瑠花は良楽の前に小春の遺書を置いて、真剣な眼差しで良楽を見つめ、話し始めた。

「兄さん。大事なことだからよく覚えておいて。ノート渡すから大事なところメモしておいてね」

瑠花は良楽に無地のノートを渡し、小春の遺言をまとめて入れてある木でできた箱を開けた。部屋はしんと静まり返り、箱を開ける音が部屋中に響き渡った。

中には遺言らしき紙が何枚も重なって入っていた。瑠花が一枚目を取り出し二人の間に置いた。一枚目は瑠花に当てた手紙だった。

「瑠花。あんたがこれを読んどる時はもう私はこの世にいないわ。あんたには世話になったね。最後はよう介護してくれたわ。ありがとな。私はあんたを産んで誇らしい。あんたには本当に手がかからなかった。自由にさせとったけど、真っ直ぐに伸びてったな。あとはあんたの人生や。私はとやかく言わん。生きたいように生きなさい。最後に一つお願いがあるんやけどな。家は売り払って欲しい。長く家族で一緒に過ごした家やけど、あの家はうちの代で終わりや。あんたは自分の家庭を守って欲しいな。それと良楽やけど、あれはな、しっかりしとらんから、あんたが時々気にかけてやって欲しい。すまんな。頼むな。あんたは最愛の娘やった。この世で会えて良かった。有り難う」

二人で読み終えたあと、瑠花は涙をぐっとこらえた。良楽の目には涙が伝っていた。

落ち着くまで少しの間があった。良楽は涙目で、瑠花が歯を食いしばり、こらえている表情を伺った。

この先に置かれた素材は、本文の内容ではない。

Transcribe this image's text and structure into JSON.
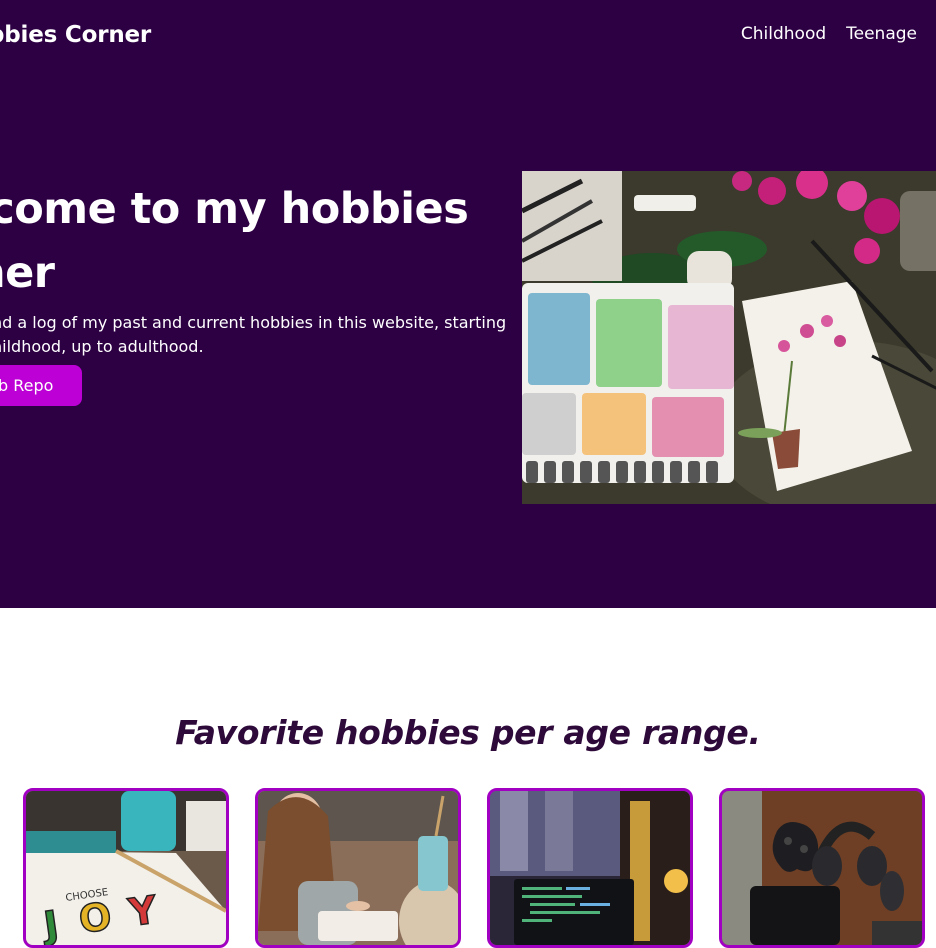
{
  "header": {
    "brand": "bbies Corner",
    "nav": [
      "Childhood",
      "Teenage"
    ]
  },
  "hero": {
    "title": "lcome to my hobbies\nner",
    "description": "nd a log of my past and current hobbies in this website, starting\nhildhood, up to adulthood.",
    "button_label": "b Repo",
    "image_icon": "watercolor-palette-image"
  },
  "section": {
    "title": "Favorite hobbies per age range."
  },
  "cards": [
    {
      "icon": "choose-joy-drawing-image"
    },
    {
      "icon": "reading-girl-image"
    },
    {
      "icon": "laptop-code-image"
    },
    {
      "icon": "gaming-gear-image"
    }
  ],
  "colors": {
    "hero_bg": "#2d0044",
    "accent": "#bd00d6",
    "card_border": "#a100c2",
    "section_title": "#2d0a3a"
  }
}
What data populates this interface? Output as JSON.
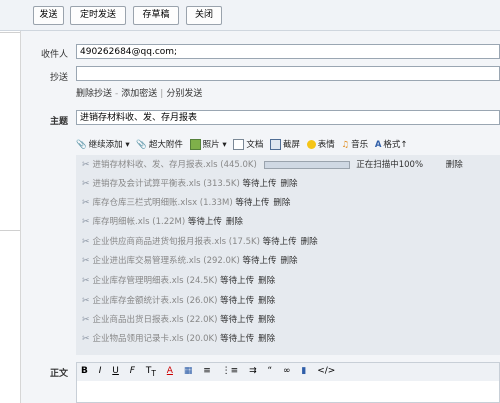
{
  "toolbar": {
    "send": "发送",
    "scheduled_send": "定时发送",
    "save_draft": "存草稿",
    "close": "关闭"
  },
  "recipients": {
    "to_label": "收件人",
    "to_value": "490262684@qq.com;",
    "cc_label": "抄送",
    "cc_value": "",
    "remove_cc": "删除抄送",
    "add_bcc": "添加密送",
    "separate_send": "分别发送"
  },
  "subject": {
    "label": "主题",
    "value": "进销存材料收、发、存月报表"
  },
  "attach_toolbar": {
    "continue_add": "继续添加",
    "large_attachment": "超大附件",
    "photo": "照片",
    "document": "文档",
    "screenshot": "截屏",
    "emoji": "表情",
    "music": "音乐",
    "format": "格式"
  },
  "attachments": [
    {
      "name": "进销存材料收、发、存月报表.xls (445.0K)",
      "status": "正在扫描中100%",
      "action": "删除",
      "progress": 1.0
    },
    {
      "name": "进销存及会计试算平衡表.xls (313.5K)",
      "status": "等待上传",
      "action": "删除"
    },
    {
      "name": "库存仓库三栏式明细账.xlsx (1.33M)",
      "status": "等待上传",
      "action": "删除"
    },
    {
      "name": "库存明细帐.xls (1.22M)",
      "status": "等待上传",
      "action": "删除"
    },
    {
      "name": "企业供应商商品进货旬报月报表.xls (17.5K)",
      "status": "等待上传",
      "action": "删除"
    },
    {
      "name": "企业进出库交易管理系统.xls (292.0K)",
      "status": "等待上传",
      "action": "删除"
    },
    {
      "name": "企业库存管理明细表.xls (24.5K)",
      "status": "等待上传",
      "action": "删除"
    },
    {
      "name": "企业库存金额统计表.xls (26.0K)",
      "status": "等待上传",
      "action": "删除"
    },
    {
      "name": "企业商品出货日报表.xls (22.0K)",
      "status": "等待上传",
      "action": "删除"
    },
    {
      "name": "企业物品领用记录卡.xls (20.0K)",
      "status": "等待上传",
      "action": "删除"
    }
  ],
  "body": {
    "label": "正文"
  },
  "editor": {
    "bold": "B",
    "italic": "I",
    "underline": "U",
    "html": "</>"
  }
}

しばらくして瑠花が二枚目を取り出した。良楽に向けた遺言だった。

「良楽。あんたには本当に手が焼けたわ。わたしはあんたのことでいつも頭がいっぱいやった。でもな、アホな子供ほど可愛いってのはほんとやで。あんたが用地買収で喧嘩しとった時は私にとっても地獄だった。でもな、あんたが市役所やめて山中さんの家に行くとなった時、わたし決めたんや。あんたには残せるもんはなるだけ多く残してやろうと思ったんや。わたしのな、遺産。瑠花にはやらん。あの子はしっかりしとるから。あんたに全部やる。それで得意の沖縄料理店開いてもらえれば、わたしにとって最期のお願いになるな。それとな、山中の真也くんはあんたの従兄弟に当たるんやで。わたしの兄さんは沖縄から仕事の転勤で木曽に行ったんや。そこで地元の奥さんと結婚して真也くんが産まれた。知らんといかんから教えとく。ほんとはあんたのことが可愛いんやで。喧嘩もしたけど楽しい思い出も沢山あったな。次に生まれ変わってもあんたのお母さんでいたい。良楽。有り難う」

しんと静まり返った部屋の中で、良楽は瑠花に小春の最期の様子を聞いた。

「お母さん最期はどんなだった?」

瑠花はしばらく黙ったあと話し始めた。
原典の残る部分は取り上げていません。